Mission Sahara-Soudan
Les préparatifs
Après Dakar-Djibouti, Marcel Griaule consacre sa mission suivante à la seule étude des Dogon du Soudan français, mais sans abandonner l’idée d’une expédition collective et autonome conjuguant rigueur scientifique, innovations méthodologiques et traversée aventureuse. Plusieurs raisons expliquent le choix de cette population : la disqualification du terrain éthiopien pour des raisons politiques et personnelles, l’accueil bienveillant des autorités du Soudan français en 1931, et enfin les recherches fructueuses menées la même année en pays dogon. Dès 1932, les rapports ou la correspondance de la mission Dakar-Djibouti plaçaient d’ailleurs les Dogon au coeur des travaux à poursuivre. En outre, la société dogon est l’objet d’étude idéal selon les critères et les stéréotypes de l’époque : elle fait figure en effet de société isolée, figée et préservée, vierge de toute contamination extérieure. Quatre des sept membres de Sahara-Soudan – Marcel Griaule, Marcel Larget, Éric Lutten et André Schaeffner – ont déjà une expérience du terrain dogon pour avoir participé à l’expédition Dakar-Djibouti. Solange de Breteuil et Hélène Gordon sont des bénévoles du Musée d’ethnographie du Trocadéro, et Roger Mourlan est l’opérateur cinématographique de la mission.

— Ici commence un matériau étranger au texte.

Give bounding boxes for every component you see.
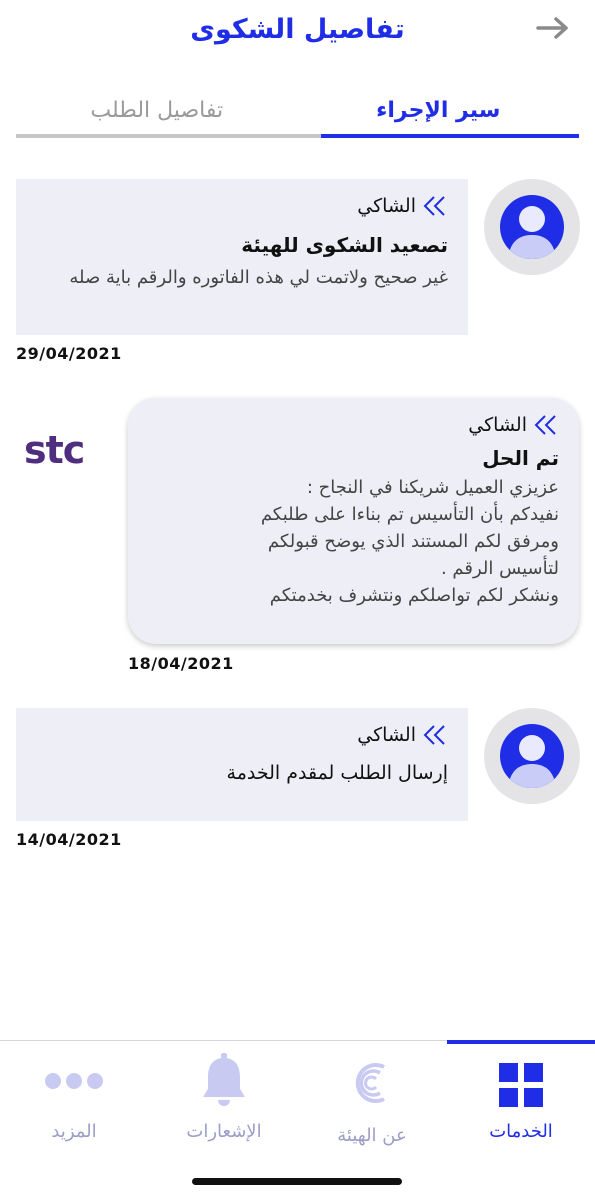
tab-procedure[interactable]: سير الإجراء [298,92,580,136]
authority-logo-icon [355,1063,385,1103]
app-header: تفاصيل الشكوى [0,0,595,70]
nav-label: الإشعارات [186,1121,262,1142]
status-title: تصعيد الشكوى للهيئة [241,233,448,257]
nav-item-services[interactable]: الخدمات [447,1041,595,1161]
card-header: الشاكي [32,189,448,223]
status-title: إرسال الطلب لمقدم الخدمة [226,762,448,784]
sender-label: الشاكي [468,414,527,436]
sender-label: الشاكي [357,724,416,746]
message-body: عزيزي العميل شريكنا في النجاح : نفيدكم ب… [260,477,559,606]
grid-icon [499,1063,543,1107]
nav-item-notifications[interactable]: الإشعارات [150,1041,298,1161]
double-chevron-icon [422,722,448,748]
tab-request-details[interactable]: تفاصيل الطلب [16,92,298,136]
timeline-date: 18/04/2021 [128,654,234,673]
timeline-card: الشاكي إرسال الطلب لمقدم الخدمة [16,708,468,821]
user-avatar-icon [484,708,580,804]
double-chevron-icon [422,193,448,219]
status-title: تم الحل [482,446,559,470]
tab-bar: سير الإجراء تفاصيل الطلب [16,92,579,140]
bell-icon [203,1053,245,1106]
nav-item-more[interactable]: المزيد [0,1041,148,1161]
home-indicator [192,1178,402,1185]
more-dots-icon [45,1073,103,1089]
nav-label: المزيد [51,1121,97,1142]
message-body: غير صحيح ولاتمت لي هذه الفاتوره والرقم ب… [69,267,448,288]
sender-label: الشاكي [357,195,416,217]
timeline-card: الشاكي تصعيد الشكوى للهيئة غير صحيح ولات… [16,179,468,335]
card-header: الشاكي [144,408,559,442]
nav-item-about[interactable]: عن الهيئة [298,1041,446,1161]
tab-underline-active [321,134,579,138]
double-chevron-icon [533,412,559,438]
nav-label: الخدمات [489,1121,553,1142]
stc-logo: stc [24,428,85,472]
timeline-date: 14/04/2021 [16,830,122,849]
card-header: الشاكي [32,718,448,752]
timeline-date: 29/04/2021 [16,344,122,363]
page-title: تفاصيل الشكوى [190,14,405,45]
user-avatar-icon [484,179,580,275]
nav-label: عن الهيئة [337,1125,407,1146]
tab-underline-inactive [16,134,321,138]
timeline-card: الشاكي تم الحل عزيزي العميل شريكنا في ال… [128,398,579,644]
bottom-nav: الخدمات عن الهيئة الإشعارات المزيد [0,1040,595,1200]
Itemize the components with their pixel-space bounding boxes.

Le financement de Sahara-Soudan est bouclé très rapidement, sans recours aux sponsors ou au lobbying politique, grâce à un budget relativement modeste et aux dons importants de Marie Bonaparte [1] (50 000 francs) et de Solange de Breteuil (18 000 francs). Parmi les autres contributions privées et publiques, on peut mentionner le ministère de l’Éducation nationale (20 000 francs), le ministère des Colonies (10 000 francs), David David-Weill (5 000 francs), l’Académie des inscriptions et belles-lettres (5 000 francs), l’Académie des beaux-arts (4 000 francs), Hélène Gordon (4 000 francs) et l’Association française pour l’avancement des sciences (3 500 francs). Parce qu’elles voyagent à l’aller avec les voitures de la mission Sahara-Soudan, Denis Paulme et Deborah Lifchitz offrent en outre 8 000 francs, prélevés sur la bourse Rockefeller de Paulme. Ces recettes – un peu plus de 125 000 francs – permettent d’acheter deux camionnettes Renaud, trois fusils de chasse, trois caméras 35 mm (Kinamo, Bell and Howell et Debrie interview), un phonographe enregistreur à cylindres, six appareils photographiques (dont trois Leica et trois boitiers moyens ou grands formats) et l’ensemble du matériel de campement.